Gefoltert werden du und ich ...


Die "Washington Post" berichtete am 16. März unter der Überschrift "Red Cross Described 'Torture' at CIA Jails" über einen an die Öffentlichkeit gelangten Geheimbericht des Internationalen Komitees des Roten Kreuzes über Folter in CIA-Gefängnissen. Zu diesem Bericht sei folgendes angemerkt:

Die weit verbreitete Vorstellung, Staaten ließen foltern, um Menschen zum Reden zu bringen, soll über das Grundverhältnis zwischen Vertretern des Staatsapparats und der Bevölkerung hinwegtäuschen. Die Befragung beispielsweise der Gefangenen des Käfiglagers Guantánamo Bay dient zwar der Beschaffung von Informationen, aber die beziehen sich viel weniger auf die ursprüngliche Herkunft und das soziale Umfeld der teils seit sieben Jahren einsitzenden Gefangenen als vielmehr auf die unmittelbare Antwort des geschundenen Körpers auf Folter. Der Mensch an sich, seine physiologischen und psychologischen Reaktionen, seine Belastbarkeit unter physischen und psychischem Streß, sind von herausragendem Interesse. Im Foltergefängnis Guantánamo werden Experimente mit Menschen durchgeführt. Die Behauptung, es handele sich bei den Insassen um Terroristen, dient dagegen einzig und allein dem Zweck, die Öffentlichkeit zu beruhigen und ihr zu verstehen zu geben: "Kümmert euch nicht um diese bösen Leute (feindliche Kämpfer), die gehören nicht zu uns, wir dürfen mit ihnen machen, was wir wollen. Mehr noch, sie zwingen uns dazu, ihnen all das anzutun, was wir ihnen antun. Das ist letztlich zu eurem eigenen Schutz."

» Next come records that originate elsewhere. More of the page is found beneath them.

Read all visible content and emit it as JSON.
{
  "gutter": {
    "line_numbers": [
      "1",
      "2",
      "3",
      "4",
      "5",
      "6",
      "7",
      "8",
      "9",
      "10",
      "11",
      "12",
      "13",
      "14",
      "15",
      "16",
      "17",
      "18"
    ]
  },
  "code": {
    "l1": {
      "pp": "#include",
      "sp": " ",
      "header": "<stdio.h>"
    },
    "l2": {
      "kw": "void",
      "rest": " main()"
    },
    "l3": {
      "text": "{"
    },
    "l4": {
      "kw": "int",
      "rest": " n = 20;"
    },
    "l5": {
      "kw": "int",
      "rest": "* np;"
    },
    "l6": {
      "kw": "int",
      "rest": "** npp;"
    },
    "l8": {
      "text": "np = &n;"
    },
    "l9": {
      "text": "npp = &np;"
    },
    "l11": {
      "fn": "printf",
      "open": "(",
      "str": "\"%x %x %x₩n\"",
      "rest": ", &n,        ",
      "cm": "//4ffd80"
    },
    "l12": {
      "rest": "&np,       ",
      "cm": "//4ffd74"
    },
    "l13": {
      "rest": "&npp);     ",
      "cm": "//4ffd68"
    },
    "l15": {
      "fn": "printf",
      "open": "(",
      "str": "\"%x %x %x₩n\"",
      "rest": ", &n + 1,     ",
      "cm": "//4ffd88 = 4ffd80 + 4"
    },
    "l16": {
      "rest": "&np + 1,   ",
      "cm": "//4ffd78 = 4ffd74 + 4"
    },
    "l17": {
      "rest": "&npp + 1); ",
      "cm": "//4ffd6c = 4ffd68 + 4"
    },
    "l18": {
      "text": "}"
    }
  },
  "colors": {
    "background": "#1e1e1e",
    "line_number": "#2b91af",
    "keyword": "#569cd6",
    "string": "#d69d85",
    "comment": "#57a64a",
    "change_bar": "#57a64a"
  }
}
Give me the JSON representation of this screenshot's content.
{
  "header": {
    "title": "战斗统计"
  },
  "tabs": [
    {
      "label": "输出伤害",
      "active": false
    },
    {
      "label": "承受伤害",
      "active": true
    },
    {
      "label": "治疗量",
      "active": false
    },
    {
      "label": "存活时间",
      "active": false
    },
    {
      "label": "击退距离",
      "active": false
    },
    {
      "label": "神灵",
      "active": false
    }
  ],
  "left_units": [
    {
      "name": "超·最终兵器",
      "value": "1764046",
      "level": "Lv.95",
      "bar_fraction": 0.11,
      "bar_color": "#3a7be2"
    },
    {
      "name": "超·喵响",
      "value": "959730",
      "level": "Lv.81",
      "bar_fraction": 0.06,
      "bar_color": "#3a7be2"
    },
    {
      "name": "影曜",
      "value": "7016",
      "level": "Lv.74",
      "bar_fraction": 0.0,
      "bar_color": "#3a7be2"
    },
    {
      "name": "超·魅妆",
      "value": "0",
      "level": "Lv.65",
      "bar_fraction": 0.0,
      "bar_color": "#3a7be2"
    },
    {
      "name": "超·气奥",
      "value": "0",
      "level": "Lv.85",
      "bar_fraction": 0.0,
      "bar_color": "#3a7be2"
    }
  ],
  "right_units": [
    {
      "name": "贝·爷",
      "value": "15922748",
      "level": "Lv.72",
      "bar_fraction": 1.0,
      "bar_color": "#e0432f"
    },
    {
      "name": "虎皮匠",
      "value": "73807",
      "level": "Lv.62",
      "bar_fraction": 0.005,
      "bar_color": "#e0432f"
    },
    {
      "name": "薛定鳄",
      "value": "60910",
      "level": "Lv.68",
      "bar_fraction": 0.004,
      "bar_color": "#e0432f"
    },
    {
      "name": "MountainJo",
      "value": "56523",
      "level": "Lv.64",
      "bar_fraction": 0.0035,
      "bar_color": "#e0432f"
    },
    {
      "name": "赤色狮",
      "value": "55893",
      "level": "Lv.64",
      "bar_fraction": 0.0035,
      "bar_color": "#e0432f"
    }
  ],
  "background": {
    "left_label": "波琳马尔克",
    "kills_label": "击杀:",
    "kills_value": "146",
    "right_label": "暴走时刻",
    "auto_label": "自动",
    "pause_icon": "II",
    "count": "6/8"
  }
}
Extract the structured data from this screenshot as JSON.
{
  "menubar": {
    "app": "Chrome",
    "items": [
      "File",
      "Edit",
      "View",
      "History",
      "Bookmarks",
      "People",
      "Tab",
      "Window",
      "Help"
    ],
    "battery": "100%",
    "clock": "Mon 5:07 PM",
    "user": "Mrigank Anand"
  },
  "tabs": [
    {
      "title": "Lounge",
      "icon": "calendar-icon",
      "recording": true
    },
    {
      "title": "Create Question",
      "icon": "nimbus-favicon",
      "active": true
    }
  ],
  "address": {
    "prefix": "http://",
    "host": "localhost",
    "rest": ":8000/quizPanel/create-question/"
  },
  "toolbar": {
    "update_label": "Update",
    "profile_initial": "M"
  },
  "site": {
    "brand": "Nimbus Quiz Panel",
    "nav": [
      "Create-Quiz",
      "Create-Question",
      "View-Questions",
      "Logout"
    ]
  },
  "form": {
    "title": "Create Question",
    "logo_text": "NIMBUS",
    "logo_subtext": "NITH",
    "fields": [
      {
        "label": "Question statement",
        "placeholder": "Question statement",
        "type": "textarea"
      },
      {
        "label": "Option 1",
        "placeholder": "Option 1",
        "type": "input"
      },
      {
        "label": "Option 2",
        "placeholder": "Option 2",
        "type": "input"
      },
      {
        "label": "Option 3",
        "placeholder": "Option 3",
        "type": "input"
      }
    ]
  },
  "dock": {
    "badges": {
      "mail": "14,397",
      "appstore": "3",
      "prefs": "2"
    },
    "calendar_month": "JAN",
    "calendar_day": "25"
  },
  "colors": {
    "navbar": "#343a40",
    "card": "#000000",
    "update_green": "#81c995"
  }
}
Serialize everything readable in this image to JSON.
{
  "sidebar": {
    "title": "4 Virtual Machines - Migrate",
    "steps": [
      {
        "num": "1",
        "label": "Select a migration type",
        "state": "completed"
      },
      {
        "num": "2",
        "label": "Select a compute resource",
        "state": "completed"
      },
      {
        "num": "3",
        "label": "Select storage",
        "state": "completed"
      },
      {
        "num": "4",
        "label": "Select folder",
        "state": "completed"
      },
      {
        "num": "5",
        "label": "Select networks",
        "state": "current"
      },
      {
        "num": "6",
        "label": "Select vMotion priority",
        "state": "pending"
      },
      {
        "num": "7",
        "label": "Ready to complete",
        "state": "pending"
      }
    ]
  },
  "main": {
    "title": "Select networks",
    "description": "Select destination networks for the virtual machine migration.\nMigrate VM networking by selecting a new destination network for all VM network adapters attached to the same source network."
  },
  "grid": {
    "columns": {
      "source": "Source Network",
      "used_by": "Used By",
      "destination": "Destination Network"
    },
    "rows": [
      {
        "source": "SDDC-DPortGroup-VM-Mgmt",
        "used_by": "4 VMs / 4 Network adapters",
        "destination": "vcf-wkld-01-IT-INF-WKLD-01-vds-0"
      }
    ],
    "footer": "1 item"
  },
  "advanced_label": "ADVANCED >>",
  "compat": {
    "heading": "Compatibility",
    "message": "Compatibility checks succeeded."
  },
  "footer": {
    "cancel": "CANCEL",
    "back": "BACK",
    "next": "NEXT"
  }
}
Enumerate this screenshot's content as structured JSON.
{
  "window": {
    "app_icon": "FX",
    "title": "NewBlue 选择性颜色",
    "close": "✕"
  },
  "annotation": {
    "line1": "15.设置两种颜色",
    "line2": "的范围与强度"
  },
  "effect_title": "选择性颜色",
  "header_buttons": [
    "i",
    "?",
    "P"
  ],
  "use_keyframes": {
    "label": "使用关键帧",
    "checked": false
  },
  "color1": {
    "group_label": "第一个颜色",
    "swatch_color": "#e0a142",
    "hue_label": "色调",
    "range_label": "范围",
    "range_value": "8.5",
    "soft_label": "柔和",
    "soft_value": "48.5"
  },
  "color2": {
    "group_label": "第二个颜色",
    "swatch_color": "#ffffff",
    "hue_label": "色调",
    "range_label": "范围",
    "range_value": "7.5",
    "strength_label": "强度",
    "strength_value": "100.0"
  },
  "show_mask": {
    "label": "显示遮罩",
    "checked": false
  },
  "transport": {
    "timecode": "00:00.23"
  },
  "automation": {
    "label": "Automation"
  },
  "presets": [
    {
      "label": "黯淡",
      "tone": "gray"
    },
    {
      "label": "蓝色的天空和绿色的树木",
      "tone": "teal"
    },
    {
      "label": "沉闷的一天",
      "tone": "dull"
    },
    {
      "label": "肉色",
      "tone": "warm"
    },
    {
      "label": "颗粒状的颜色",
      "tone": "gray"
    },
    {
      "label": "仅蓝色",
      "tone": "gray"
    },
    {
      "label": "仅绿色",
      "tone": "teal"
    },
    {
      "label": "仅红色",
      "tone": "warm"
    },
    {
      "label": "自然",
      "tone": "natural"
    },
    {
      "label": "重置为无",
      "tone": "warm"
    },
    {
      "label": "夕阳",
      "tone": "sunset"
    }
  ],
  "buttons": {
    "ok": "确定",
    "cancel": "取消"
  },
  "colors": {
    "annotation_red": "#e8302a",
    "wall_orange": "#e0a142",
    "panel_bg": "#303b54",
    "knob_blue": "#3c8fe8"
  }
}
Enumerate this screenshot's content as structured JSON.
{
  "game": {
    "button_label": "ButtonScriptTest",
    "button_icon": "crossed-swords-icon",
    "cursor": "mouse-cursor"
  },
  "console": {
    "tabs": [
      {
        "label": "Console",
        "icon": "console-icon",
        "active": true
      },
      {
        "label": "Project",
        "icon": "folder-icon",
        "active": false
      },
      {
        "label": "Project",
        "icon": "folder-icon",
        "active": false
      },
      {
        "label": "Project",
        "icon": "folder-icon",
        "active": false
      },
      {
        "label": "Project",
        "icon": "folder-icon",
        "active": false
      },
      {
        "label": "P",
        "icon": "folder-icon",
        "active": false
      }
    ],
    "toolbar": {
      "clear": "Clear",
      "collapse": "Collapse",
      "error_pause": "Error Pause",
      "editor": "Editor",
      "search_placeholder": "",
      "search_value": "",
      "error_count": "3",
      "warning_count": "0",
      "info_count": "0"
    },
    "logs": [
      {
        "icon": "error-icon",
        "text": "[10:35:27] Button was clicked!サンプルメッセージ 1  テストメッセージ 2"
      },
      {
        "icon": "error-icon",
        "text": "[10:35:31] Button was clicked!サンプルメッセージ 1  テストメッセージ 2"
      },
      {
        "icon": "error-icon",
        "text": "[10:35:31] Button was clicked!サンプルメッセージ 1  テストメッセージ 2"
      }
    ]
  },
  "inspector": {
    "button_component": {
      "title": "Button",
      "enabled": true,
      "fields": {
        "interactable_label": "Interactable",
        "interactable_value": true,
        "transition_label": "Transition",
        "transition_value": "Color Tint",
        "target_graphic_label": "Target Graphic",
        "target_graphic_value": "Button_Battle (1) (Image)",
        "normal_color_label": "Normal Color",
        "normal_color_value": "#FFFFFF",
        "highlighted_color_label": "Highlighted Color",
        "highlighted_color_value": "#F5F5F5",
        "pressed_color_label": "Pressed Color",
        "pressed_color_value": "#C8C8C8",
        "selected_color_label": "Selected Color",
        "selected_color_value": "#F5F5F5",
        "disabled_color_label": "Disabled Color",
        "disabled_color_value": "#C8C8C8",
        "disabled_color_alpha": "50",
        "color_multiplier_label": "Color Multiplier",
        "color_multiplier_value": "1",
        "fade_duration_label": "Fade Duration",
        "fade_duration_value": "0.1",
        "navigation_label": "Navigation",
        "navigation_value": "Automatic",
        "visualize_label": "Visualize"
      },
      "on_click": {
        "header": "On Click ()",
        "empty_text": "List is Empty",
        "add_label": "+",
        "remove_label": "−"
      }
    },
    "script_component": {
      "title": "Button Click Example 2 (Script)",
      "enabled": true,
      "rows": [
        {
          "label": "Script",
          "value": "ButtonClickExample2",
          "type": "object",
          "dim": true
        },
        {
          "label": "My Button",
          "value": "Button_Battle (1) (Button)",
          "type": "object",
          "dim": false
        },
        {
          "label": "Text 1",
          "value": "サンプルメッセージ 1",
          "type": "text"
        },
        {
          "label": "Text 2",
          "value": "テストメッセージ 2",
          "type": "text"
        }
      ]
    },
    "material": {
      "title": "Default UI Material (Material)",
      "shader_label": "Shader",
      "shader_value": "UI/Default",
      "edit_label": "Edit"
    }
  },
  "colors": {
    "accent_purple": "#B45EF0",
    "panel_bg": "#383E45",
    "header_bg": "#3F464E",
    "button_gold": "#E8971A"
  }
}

Warum sollte der Öffentlichkeit das vorgespielt werden? Weil dort Menschen dem staatlichen Zugriffsversuch bis in die kleinste Körperzelle hinein ausgeliefert sind - Menschen, die ebenfalls einmal Öffentlichkeit waren. Das heißt, die sich nicht von den Einwohnern in den USA, Deutschland, Japan, Australien, etc. unterscheiden. Vielleicht hatte der eine oder andere eine Waffe in der Hand, als er abgegriffen wurde, vielleicht auch nicht. Das spielt keine Rolle, denn der Folterer fragt nicht nach Recht oder Unrecht, ebensowenig wie nach Herkunft oder Absichten seines Opfers. Gefoltert werden du und ich.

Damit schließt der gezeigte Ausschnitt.